Agroalimentaire : « Il y a une prime à la consommation de produits locaux »

INTERVIEW - Intervenant devant les chefs d’entreprise de l’industrie agroalimentaire (Area) d’Occitanie, le spécialiste de la consommation et de la distribution Philippe Goetzmann les a exhortés à penser local et à multiplier les points de contact avec leurs consommateurs.
Philippe Goetzmann, spécialiste de la consommation et de la distribution, est venu rencontrer les professionnels de l'agroalimentaire d'Occitanie.
Philippe Goetzmann, spécialiste de la consommation et de la distribution, est venu rencontrer les professionnels de l'agroalimentaire d'Occitanie. (Crédits : Etienne Thuillier)

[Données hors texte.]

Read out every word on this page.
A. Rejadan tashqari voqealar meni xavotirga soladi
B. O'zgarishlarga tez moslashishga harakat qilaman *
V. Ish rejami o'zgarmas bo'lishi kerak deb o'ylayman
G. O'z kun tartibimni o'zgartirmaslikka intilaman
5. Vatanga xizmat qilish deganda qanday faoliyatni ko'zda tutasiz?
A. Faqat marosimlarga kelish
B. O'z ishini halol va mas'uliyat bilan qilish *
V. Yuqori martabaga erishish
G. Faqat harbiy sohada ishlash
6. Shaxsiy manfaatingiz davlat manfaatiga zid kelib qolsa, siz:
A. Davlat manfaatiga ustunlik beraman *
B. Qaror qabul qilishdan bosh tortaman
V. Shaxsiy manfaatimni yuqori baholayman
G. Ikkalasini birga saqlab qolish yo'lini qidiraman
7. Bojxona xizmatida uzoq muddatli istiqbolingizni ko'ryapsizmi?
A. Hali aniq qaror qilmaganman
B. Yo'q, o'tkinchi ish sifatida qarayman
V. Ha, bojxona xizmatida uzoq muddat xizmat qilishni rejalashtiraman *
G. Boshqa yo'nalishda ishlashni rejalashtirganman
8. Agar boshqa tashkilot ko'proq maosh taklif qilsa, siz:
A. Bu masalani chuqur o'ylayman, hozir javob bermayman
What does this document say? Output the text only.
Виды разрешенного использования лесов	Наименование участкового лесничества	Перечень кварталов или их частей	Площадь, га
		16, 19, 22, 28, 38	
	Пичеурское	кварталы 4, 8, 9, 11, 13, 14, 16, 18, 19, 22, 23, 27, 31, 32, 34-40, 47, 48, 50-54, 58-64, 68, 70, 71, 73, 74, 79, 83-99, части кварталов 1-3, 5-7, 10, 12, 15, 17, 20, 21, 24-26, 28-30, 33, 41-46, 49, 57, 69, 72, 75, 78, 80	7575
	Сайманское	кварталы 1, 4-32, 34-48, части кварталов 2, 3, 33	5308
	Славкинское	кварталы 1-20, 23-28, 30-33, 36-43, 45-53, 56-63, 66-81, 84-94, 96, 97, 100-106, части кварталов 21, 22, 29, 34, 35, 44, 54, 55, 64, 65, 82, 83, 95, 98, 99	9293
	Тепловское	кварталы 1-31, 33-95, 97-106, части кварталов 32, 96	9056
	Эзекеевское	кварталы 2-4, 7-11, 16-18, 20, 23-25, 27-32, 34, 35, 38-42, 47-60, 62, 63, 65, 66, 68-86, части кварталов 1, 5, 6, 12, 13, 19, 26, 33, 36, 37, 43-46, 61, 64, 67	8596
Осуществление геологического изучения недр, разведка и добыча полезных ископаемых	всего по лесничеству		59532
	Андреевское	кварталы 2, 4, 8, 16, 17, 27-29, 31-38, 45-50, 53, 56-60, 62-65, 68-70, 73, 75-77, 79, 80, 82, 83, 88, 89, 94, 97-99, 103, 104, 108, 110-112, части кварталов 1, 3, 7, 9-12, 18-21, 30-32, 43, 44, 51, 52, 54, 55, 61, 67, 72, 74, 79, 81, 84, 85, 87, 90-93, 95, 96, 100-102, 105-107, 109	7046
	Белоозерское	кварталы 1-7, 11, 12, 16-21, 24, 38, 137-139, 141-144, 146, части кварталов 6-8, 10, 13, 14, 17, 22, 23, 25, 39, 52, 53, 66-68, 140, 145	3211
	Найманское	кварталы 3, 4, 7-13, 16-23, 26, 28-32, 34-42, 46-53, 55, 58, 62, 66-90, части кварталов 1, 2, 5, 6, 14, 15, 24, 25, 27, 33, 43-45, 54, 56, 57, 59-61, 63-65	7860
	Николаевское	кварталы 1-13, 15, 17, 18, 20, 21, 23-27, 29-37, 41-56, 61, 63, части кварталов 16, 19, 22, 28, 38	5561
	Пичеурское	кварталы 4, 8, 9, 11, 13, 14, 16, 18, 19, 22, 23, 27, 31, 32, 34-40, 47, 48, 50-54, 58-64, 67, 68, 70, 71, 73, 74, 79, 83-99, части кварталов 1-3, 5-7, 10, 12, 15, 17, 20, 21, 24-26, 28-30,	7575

LA TRIBUNE - Quels sont les grands mouvements à l'œuvre aujourd'hui dans le commerce agroalimentaire ?

PHILIPPE GOETZMANN - Nous venons d'une société de masse largement dominée par la classe moyenne, dans laquelle ce sont les ressources financières qui segmentaient l'ensemble. Tout le monde était sur la même échelle mais pas sur le même barreau. Aujourd'hui, nous sommes confrontés à une société fragmentée avec une multiplication des groupes sociaux portant chacun des aspirations différentes. On constate aujourd'hui un mouvement fort vers les marques identitaires et une défiance croissante vis-à-vis des marques statutaires, celles qui permettaient de se différencier, comme l'Oréal ou Adidas par exemple.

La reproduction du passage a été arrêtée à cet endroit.